The warning applies to the entire country, Foreign Minister Guido Westerwelle told reporters, despite the fact that the unrest has not spread to the Red Sea area.
"The safety of our citizens has the highest priority for us," Westerwelle said.
Some 1.2 million Germans visit Egypt each year, making it one of the top three sources of tourists - along with Britain and Russia.
Germany's three major tour operators - Rewe Touristik, TUI AG and Thomas Cook's German subsidiary - were quick to react, canceling all trips to Egypt through Feb. 14 and offering guests booked through Feb. 28 the chance to change to another destination without additional charge.
The Foreign Ministry said that "because the overall situation in Egypt is now chaotic and hard to predict, this advisory explicitly includes the tourist resorts on the Red Sea coast, even though the situation there is currently calm."
Germany previously beefed up its travel advisory on Sunday, cautioning its citizens against visiting Cairo and other urban centers shaken by the recent protests.
The Foreign Ministry estimates that, in addition to the tourists there, "several tens of thousands" Germans live in Egypt, but there are currently no plans to evacuate its citizens on a large scale.
Airline Deutsche Lufthansa AG has added capacity to bring home up to 900 people a day from Cairo and Alexandria.
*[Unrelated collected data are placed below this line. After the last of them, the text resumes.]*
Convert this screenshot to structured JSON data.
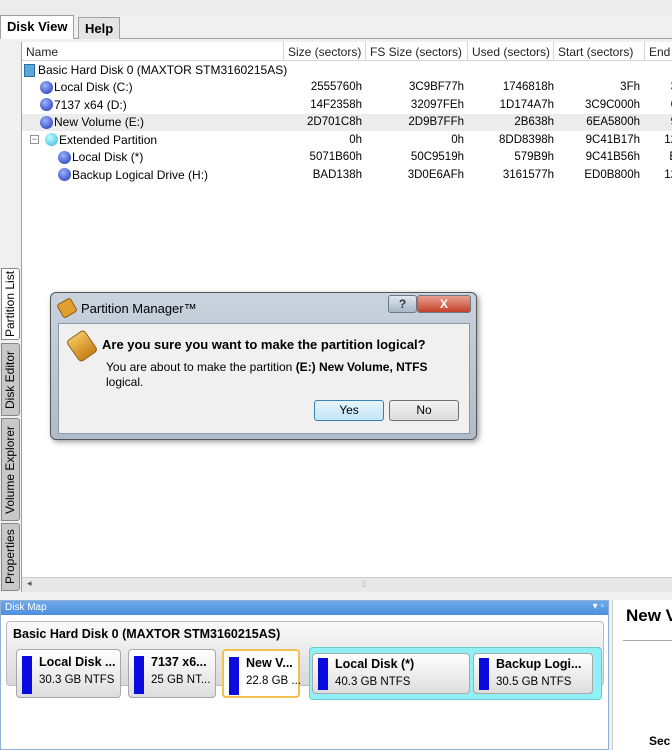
{
  "tabs": [
    "Disk View",
    "Help"
  ],
  "columns": [
    "Name",
    "Size (sectors)",
    "FS Size (sectors)",
    "Used (sectors)",
    "Start (sectors)",
    "End"
  ],
  "disk_name": "Basic Hard Disk 0 (MAXTOR STM3160215AS)",
  "rows": [
    {
      "name": "Local Disk (C:)",
      "size": "2555760h",
      "fs": "3C9BF77h",
      "used": "1746818h",
      "start": "3Fh",
      "end": "3"
    },
    {
      "name": "7137 x64 (D:)",
      "size": "14F2358h",
      "fs": "32097FEh",
      "used": "1D174A7h",
      "start": "3C9C000h",
      "end": "6"
    },
    {
      "name": "New Volume (E:)",
      "size": "2D701C8h",
      "fs": "2D9B7FFh",
      "used": "2B638h",
      "start": "6EA5800h",
      "end": "9"
    },
    {
      "name": "Extended Partition",
      "size": "0h",
      "fs": "0h",
      "used": "8DD8398h",
      "start": "9C41B17h",
      "end": "12"
    },
    {
      "name": "Local Disk (*)",
      "size": "5071B60h",
      "fs": "50C9519h",
      "used": "579B9h",
      "start": "9C41B56h",
      "end": "E"
    },
    {
      "name": "Backup Logical Drive (H:)",
      "size": "BAD138h",
      "fs": "3D0E6AFh",
      "used": "3161577h",
      "start": "ED0B800h",
      "end": "12"
    }
  ],
  "side_tabs": [
    "Partition List",
    "Disk Editor",
    "Volume Explorer",
    "Properties"
  ],
  "disk_map": {
    "title": "Disk Map",
    "disk": "Basic Hard Disk 0 (MAXTOR STM3160215AS)",
    "parts": [
      {
        "name": "Local Disk ...",
        "info": "30.3 GB NTFS"
      },
      {
        "name": "7137 x6...",
        "info": "25 GB NT..."
      },
      {
        "name": "New V...",
        "info": "22.8 GB ..."
      },
      {
        "name": "Local Disk (*)",
        "info": "40.3 GB NTFS"
      },
      {
        "name": "Backup Logi...",
        "info": "30.5 GB NTFS"
      }
    ]
  },
  "right_panel": {
    "title": "New V",
    "footer": "Sec"
  },
  "dialog": {
    "title": "Partition Manager™",
    "question": "Are you sure you want to make the partition logical?",
    "msg_pre": "You are about to make the partition ",
    "msg_bold": "(E:) New Volume, NTFS",
    "msg_post": " logical.",
    "yes": "Yes",
    "no": "No",
    "help": "?",
    "close": "X"
  }
}
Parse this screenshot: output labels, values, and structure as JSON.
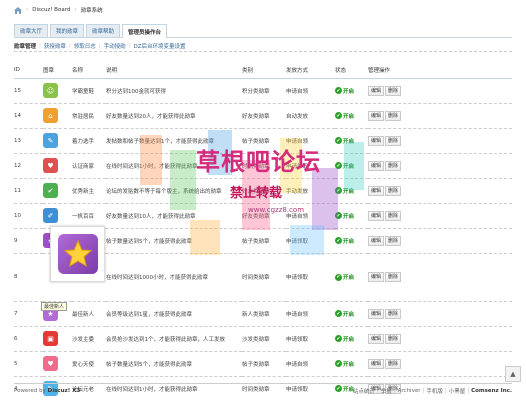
{
  "breadcrumb": {
    "items": [
      "Discuz! Board",
      "勋章系统"
    ]
  },
  "tabs": [
    "勋章大厅",
    "我的勋章",
    "勋章帮助",
    "管理员操作台"
  ],
  "subnav": [
    "勋章管理",
    "获授勋章",
    "领取日志",
    "手动授勋",
    "DZ后台环境变量设置"
  ],
  "table": {
    "headers": [
      "ID",
      "图章",
      "名称",
      "说明",
      "类别",
      "发放方式",
      "状态",
      "管理操作"
    ],
    "status_label": "开启",
    "edit_label": "编辑",
    "delete_label": "删除",
    "rows": [
      {
        "id": "15",
        "icon_color": "#8bc34a",
        "icon": "☺",
        "name": "学霸童鞋",
        "desc": "积分达到100金就可获得",
        "type": "积分类勋章",
        "method": "申请自领"
      },
      {
        "id": "14",
        "icon_color": "#f0a030",
        "icon": "⌂",
        "name": "常驻居民",
        "desc": "好友数量达到20人，才能获得此勋章",
        "type": "好友类勋章",
        "method": "自动发放"
      },
      {
        "id": "13",
        "icon_color": "#4aa3df",
        "icon": "✎",
        "name": "着力选手",
        "desc": "发帖数和帖子数量达到1个，才能获得此勋章",
        "type": "帖子类勋章",
        "method": "申请自领"
      },
      {
        "id": "12",
        "icon_color": "#e05050",
        "icon": "♥",
        "name": "认证商家",
        "desc": "在线时间达到1小时，才能获得此勋章",
        "type": "时间类勋章",
        "method": "申请领取"
      },
      {
        "id": "11",
        "icon_color": "#4caf50",
        "icon": "✔",
        "name": "优秀新主",
        "desc": "论坛的发贴数不等于每个版主，系统给出的勋章",
        "type": "好友类勋章",
        "method": "手动发放"
      },
      {
        "id": "10",
        "icon_color": "#3d8fd6",
        "icon": "✐",
        "name": "一帆百百",
        "desc": "好友数量达到10人，才能获得此勋章",
        "type": "好友类勋章",
        "method": "申请自领"
      },
      {
        "id": "9",
        "icon_color": "#9c4dcc",
        "icon": "★",
        "name": "",
        "desc": "帖子数量达到5个，才能获得此勋章",
        "type": "帖子类勋章",
        "method": "申请领取"
      },
      {
        "id": "8",
        "icon_color": "",
        "icon": "",
        "name": "",
        "desc": "在线时间达到1000小时，才能获得此勋章",
        "type": "时间类勋章",
        "method": "申请领取"
      },
      {
        "id": "7",
        "icon_color": "#b26ad6",
        "icon": "★",
        "name": "最佳新人",
        "desc": "会员等级达到1星，才能获得此勋章",
        "type": "新人类勋章",
        "method": "申请自领"
      },
      {
        "id": "6",
        "icon_color": "#e53935",
        "icon": "▣",
        "name": "沙发主委",
        "desc": "会员抢沙发达到1个，才能获得此勋章，人工发放",
        "type": "沙发类勋章",
        "method": "申请领取"
      },
      {
        "id": "5",
        "icon_color": "#ef6c8c",
        "icon": "♥",
        "name": "爱心天使",
        "desc": "帖子数量达到5个，才能获得此勋章",
        "type": "帖子类勋章",
        "method": "申请自领"
      },
      {
        "id": "4",
        "icon_color": "#4fb3e8",
        "icon": "✎",
        "name": "论坛元老",
        "desc": "在线时间达到1小时，才能获得此勋章",
        "type": "时间类勋章",
        "method": "申请领取"
      }
    ]
  },
  "tooltip": "最佳新人",
  "watermark": {
    "title": "草根吧论坛",
    "subtitle": "禁止转载",
    "url": "www.cgzz8.com"
  },
  "footer": {
    "powered_prefix": "Powered by",
    "brand": "Discuz! X3",
    "links": [
      "站点统计",
      "举报",
      "Archiver",
      "手机版",
      "小黑屋"
    ],
    "company": "Comsenz Inc."
  }
}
Officials have estimated that at least some 30,000 Germans are currently on vacation in the resorts on Egypt's Red Sea coastline.
Westerwelle reiterated the German government's support to the right of peaceful protests in Egypt, adding the country needs "free and fair elections."
"It is important that the democratic process gets a real chance," he said. "We're not taking sides for some people, but for democracy, civil and human rights."